Knee arthroscopy with meniscus repair
Facility: Cloud County Health Center
Billing Code: 29881 (CPT)
- CPT Billing Code: 29881
- Insurance Median: $673
- Cash Discount Price: $1,240
- vs. Medicare Baseline: 0.20x Medicare
Average discount available for prompt cash payment at this facility.
Median negotiated contract rate across all mapped commercial carriers.
Standard federal government reimbursement rate for this code.
Visual Cost Comparison vs. Medicare
Understanding this gauge: We use the federal Medicare rate of $3,342.87 as the cost baseline. Rates below the baseline represent excellent value. In-network commercial rates commonly hover around 150% - 250% of Medicare, while rates exceeding 300% are elevated. Hover over the green and blue markers to view detailed calculations.
Out-of-Pocket Cost Estimator
Estimate whether it is more economical to use your insurance or pay the upfront self-pay cash rate.

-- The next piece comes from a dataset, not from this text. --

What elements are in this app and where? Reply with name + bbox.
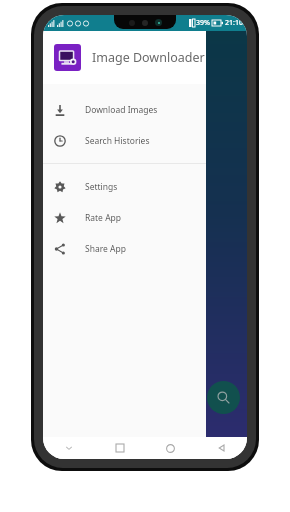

Commercial Insurance Negotiated Rates
Negotiated contract ranges established by major commercial carriers at this facility.
| Carrier / Plan Group | Contract Rate Range | vs. Medicare Reference |
|---|---|---|
| Mpi-All Plans | $634 | 19% |
| Pponext-All Plans | $673 - $2,693 | 20% |
Consumer Guidance & Cost Commentary
For a knee arthroscopy with meniscus repair at Cloud County Health Center in Concordia, KS, the facility's cash median price is $1,240, while the negotiated rate for in-network payers averages $673. This cash price is notably lower than the facility's gross charge of $1,772 and represents a significant discount compared to the Medicare benchmark of $3,342.87. Because the cash price is lower than the median negotiated rate, patients with high-deductible plans or those without insurance may save money by paying out-of-pocket, provided they can secure a "self-pay" or "prompt-pay" discount before scheduling. It is important to verify that the facility accepts your specific insurance plan, as in-network rates vary; for example, Pponext-All Plans have a negotiated range of $673 to $2,693 across two plans, whereas Mpi-All Plans has a fixed rate of $634.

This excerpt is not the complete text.